Note - as per data provided there won’t always be the same number of rows (e.g. for B2 there are now 4 boxes versus 3 for A1). This is why I was thinking of using a group loop so all instances per Account are tested.

Thanks again for your help.
Pete

bruno29a · February 7, 2022, 10:27pm

Hi @taylorpeter55 , thank you for the clarification.

For the output, the second one is typically an Excel output where you can just copy and paste in Excel. It’s not as simple as that in Knime. The first one makes a bit more sense.

I put something together for you that achieves this. The high level logic is:

Split the table into 2 sets of records, the records with BOX A (based on your answers, it should only give 1 record per Account) and the rest
Do a Left/Right join (depending on which table is left and right) between the 2 tables, joining on all fields except for the BOX field. This will give us the records that are different from BOX A
After that, use the Table Difference Finder. For this:
i) Based on the amount of unmatched records, build a reference table matrix using the values of the records of the BOX A
ii) Compare the matrix with the unmatched records table
The Table Difference Finder will give us the results vertically. Manipulate the results and build the results into a JSON string - the reason to use JSON here is to be able to use dynamic columns, since the Table Difference Finder will only show the columns that do not match of each row, which is what you want.

And for making the demo more interesting and to cover more use cases, I added additional records for C1.

Input data looks like this:

New use cases added in the C1 Account:

BOX E has more than 1 column that does not match
And of course, C1 has more unmatched rows than A1 or B1
NOT a new use case, but just a note that BOX C matches BOX A, so it will not return as unmatched.

Results:

Workflow looks like this:

Just a little note there: I concatenate (Node 13) the BOX A rows with the results, and then eventually removed them with the Row Filter (Node 15).
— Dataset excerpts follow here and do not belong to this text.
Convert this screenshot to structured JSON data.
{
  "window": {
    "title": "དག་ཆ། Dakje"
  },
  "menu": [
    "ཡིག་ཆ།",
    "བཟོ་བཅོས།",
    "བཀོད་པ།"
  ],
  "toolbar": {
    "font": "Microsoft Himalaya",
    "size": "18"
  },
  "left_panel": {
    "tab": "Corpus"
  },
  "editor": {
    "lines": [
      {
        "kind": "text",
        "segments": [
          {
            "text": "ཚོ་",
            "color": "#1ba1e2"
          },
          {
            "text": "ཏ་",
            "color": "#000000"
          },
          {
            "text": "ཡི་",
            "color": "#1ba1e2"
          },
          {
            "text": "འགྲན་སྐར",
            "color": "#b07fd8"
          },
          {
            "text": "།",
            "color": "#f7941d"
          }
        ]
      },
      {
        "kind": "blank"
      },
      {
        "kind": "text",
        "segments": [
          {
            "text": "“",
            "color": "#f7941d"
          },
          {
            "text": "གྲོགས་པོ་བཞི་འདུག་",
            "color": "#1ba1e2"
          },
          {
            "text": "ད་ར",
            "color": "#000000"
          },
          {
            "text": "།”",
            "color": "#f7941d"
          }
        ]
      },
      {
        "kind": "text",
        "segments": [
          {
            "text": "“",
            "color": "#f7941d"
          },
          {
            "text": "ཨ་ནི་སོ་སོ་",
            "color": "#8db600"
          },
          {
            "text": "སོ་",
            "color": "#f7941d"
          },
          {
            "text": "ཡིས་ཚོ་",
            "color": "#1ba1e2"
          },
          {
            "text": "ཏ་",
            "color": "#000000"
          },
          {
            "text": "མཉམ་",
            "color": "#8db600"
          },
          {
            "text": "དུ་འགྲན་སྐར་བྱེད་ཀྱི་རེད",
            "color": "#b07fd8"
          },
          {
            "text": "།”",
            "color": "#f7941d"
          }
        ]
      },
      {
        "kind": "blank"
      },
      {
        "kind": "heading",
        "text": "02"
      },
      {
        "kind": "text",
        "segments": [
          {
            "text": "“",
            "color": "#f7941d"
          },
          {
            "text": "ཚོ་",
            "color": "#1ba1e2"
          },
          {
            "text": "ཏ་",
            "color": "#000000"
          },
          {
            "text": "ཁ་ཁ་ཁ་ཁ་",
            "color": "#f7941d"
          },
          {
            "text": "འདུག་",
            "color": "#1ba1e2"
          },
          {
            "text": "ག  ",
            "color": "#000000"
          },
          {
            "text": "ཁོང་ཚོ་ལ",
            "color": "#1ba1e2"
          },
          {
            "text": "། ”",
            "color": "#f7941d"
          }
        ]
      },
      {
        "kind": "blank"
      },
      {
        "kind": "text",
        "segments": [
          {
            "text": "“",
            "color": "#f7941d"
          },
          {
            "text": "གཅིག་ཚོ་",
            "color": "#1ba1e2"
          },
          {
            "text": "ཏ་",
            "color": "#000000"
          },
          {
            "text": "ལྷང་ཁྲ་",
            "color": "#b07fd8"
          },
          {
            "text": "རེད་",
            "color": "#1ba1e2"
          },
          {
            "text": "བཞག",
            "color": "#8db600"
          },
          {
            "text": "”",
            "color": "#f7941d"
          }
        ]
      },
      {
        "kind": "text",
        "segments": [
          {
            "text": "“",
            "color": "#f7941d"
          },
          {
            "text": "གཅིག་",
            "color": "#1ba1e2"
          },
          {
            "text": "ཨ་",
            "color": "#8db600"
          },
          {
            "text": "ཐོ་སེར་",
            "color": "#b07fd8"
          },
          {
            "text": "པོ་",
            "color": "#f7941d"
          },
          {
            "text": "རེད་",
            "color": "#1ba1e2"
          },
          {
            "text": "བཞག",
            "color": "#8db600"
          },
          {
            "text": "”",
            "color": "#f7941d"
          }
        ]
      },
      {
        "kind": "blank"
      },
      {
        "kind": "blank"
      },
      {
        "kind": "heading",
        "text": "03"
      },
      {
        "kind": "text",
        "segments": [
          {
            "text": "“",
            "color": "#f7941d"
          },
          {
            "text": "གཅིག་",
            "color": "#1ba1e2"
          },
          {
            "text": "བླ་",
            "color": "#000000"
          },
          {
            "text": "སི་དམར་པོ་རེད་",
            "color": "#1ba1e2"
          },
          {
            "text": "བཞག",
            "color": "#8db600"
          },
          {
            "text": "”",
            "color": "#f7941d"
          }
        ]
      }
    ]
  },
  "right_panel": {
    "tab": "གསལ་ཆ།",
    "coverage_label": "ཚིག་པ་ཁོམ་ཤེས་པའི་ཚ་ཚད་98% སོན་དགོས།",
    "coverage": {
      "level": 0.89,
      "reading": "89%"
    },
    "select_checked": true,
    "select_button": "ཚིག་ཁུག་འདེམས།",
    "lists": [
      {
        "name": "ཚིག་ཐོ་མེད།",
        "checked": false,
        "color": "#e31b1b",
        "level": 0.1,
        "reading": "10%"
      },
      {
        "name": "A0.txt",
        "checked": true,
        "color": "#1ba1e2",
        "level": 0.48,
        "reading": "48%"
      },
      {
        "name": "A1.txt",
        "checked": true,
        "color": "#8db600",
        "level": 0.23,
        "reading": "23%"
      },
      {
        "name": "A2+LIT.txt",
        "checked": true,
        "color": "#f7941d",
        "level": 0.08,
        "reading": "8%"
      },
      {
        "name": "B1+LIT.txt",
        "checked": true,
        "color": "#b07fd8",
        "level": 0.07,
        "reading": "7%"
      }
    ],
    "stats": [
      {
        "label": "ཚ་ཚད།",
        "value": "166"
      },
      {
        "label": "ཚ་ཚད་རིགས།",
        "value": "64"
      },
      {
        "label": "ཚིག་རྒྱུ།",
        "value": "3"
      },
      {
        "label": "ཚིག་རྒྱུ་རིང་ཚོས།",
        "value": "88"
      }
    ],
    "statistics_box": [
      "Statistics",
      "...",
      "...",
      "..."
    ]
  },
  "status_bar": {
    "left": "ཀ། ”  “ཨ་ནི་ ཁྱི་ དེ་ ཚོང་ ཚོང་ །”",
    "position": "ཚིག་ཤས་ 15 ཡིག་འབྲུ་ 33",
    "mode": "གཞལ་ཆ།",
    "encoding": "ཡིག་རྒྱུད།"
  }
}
This is a bit of a hack to get back the original table structure. But it could also be useful to keep the BOX A rows just to compare what’s unmatched.

Without removing them, the results would look like this (just check the results of Node 14 basically):

Here’s the full workflow:
Comparing rows of data.knwf (43.9 KB)

taylorpeter55 · February 8, 2022, 7:46am

Hi @bruno29a,

Thank you so much for your detailed response and the workflow you have created, i really appreciate it.
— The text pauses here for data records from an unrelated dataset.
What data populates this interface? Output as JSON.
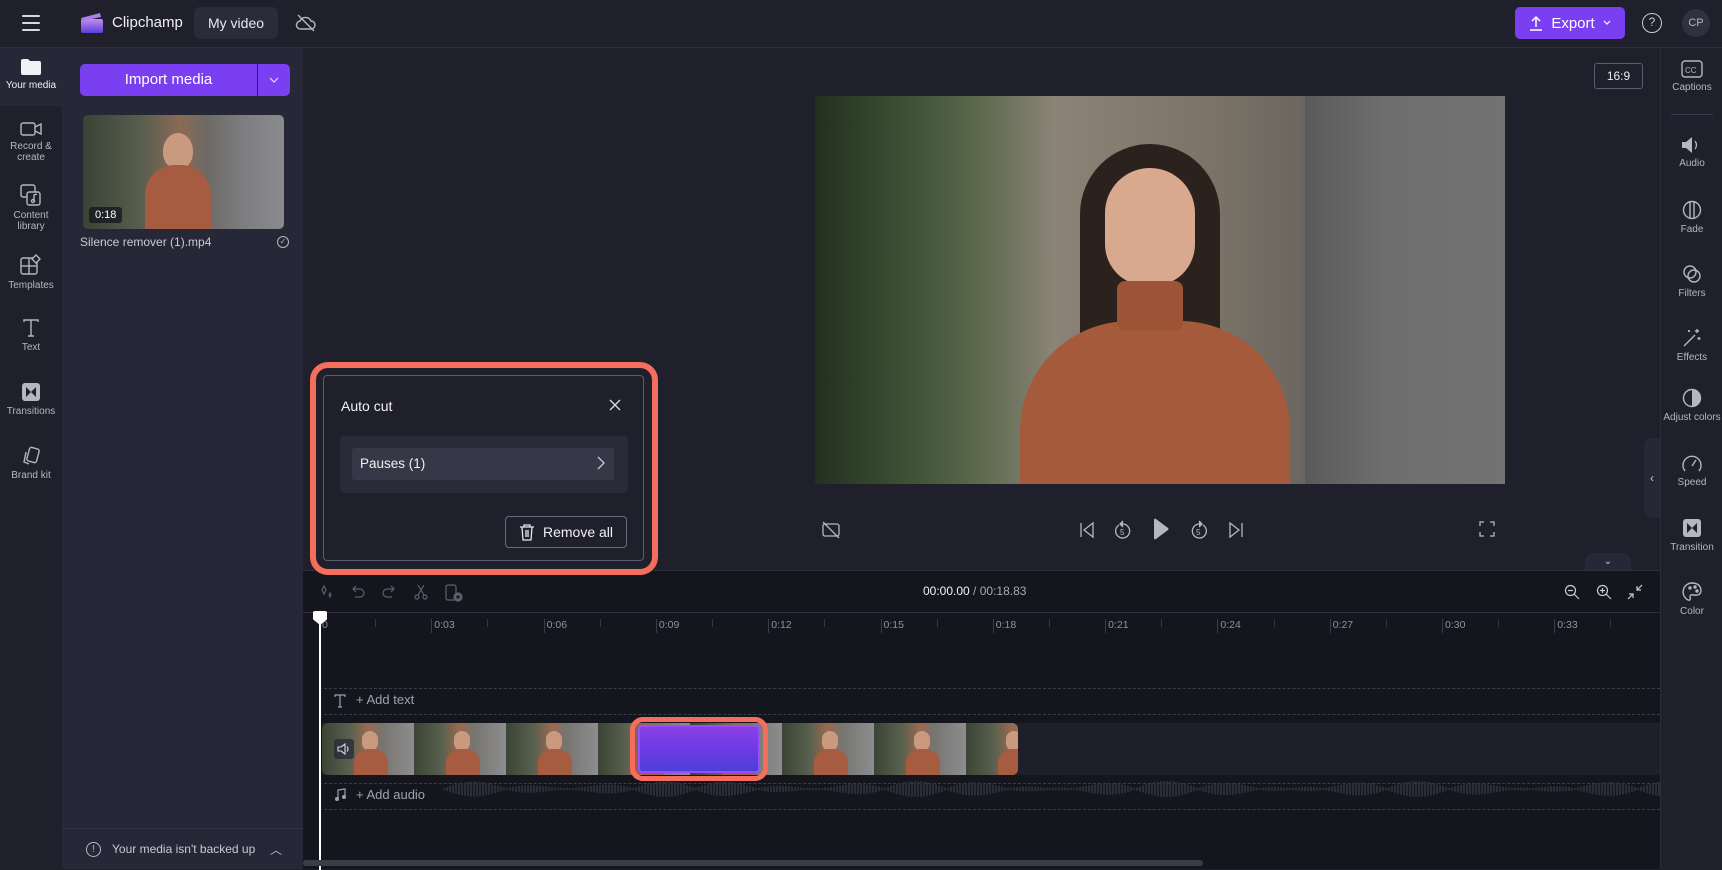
{
  "app": {
    "name": "Clipchamp",
    "project_title": "My video",
    "export_label": "Export",
    "help_label": "?",
    "avatar_initials": "CP"
  },
  "left_rail": {
    "items": [
      {
        "label": "Your media",
        "icon": "folder-icon",
        "active": true
      },
      {
        "label": "Record & create",
        "icon": "camera-icon"
      },
      {
        "label": "Content library",
        "icon": "content-library-icon"
      },
      {
        "label": "Templates",
        "icon": "templates-icon"
      },
      {
        "label": "Text",
        "icon": "text-icon"
      },
      {
        "label": "Transitions",
        "icon": "transitions-icon"
      },
      {
        "label": "Brand kit",
        "icon": "brand-kit-icon"
      }
    ]
  },
  "media_panel": {
    "import_label": "Import media",
    "items": [
      {
        "name": "Silence remover (1).mp4",
        "duration": "0:18"
      }
    ],
    "backup_notice": "Your media isn't backed up"
  },
  "preview": {
    "aspect_ratio": "16:9",
    "current_time": "00:00.00",
    "separator": " / ",
    "total_time": "00:18.83"
  },
  "right_rail": {
    "items": [
      {
        "label": "Captions",
        "icon": "captions-icon"
      },
      {
        "label": "Audio",
        "icon": "speaker-icon"
      },
      {
        "label": "Fade",
        "icon": "fade-icon"
      },
      {
        "label": "Filters",
        "icon": "filters-icon"
      },
      {
        "label": "Effects",
        "icon": "magic-wand-icon"
      },
      {
        "label": "Adjust colors",
        "icon": "adjust-colors-icon"
      },
      {
        "label": "Speed",
        "icon": "speedometer-icon"
      },
      {
        "label": "Transition",
        "icon": "transition-icon"
      },
      {
        "label": "Color",
        "icon": "palette-icon"
      }
    ]
  },
  "timeline": {
    "ruler_labels": [
      "0",
      "0:03",
      "0:06",
      "0:09",
      "0:12",
      "0:15",
      "0:18",
      "0:21",
      "0:24",
      "0:27",
      "0:30",
      "0:33"
    ],
    "add_text_label": "+ Add text",
    "add_audio_label": "+ Add audio"
  },
  "auto_cut_popup": {
    "title": "Auto cut",
    "rows": [
      {
        "label": "Pauses (1)"
      }
    ],
    "remove_all_label": "Remove all"
  },
  "colors": {
    "accent": "#7b3ff2",
    "highlight": "#f46d5d",
    "background": "#1f202b",
    "panel": "#262837",
    "timeline_bg": "#15161d"
  }
}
I’ll review this over the course of today and reply to you.

Thanks.

Pete

taylorpeter55 · February 21, 2022, 11:17am

Hi @bruno29a,

Apologies for the delayed response but this worked a treat It’s taken me a while to finish my workflow but your help was pivotal - thanks very much!

bruno29a · February 21, 2022, 1:06pm

No problem @taylorpeter55 , I’m happy to help

system · February 28, 2022, 1:06pm

This topic was automatically closed 7 days after the last reply. New replies are no longer allowed.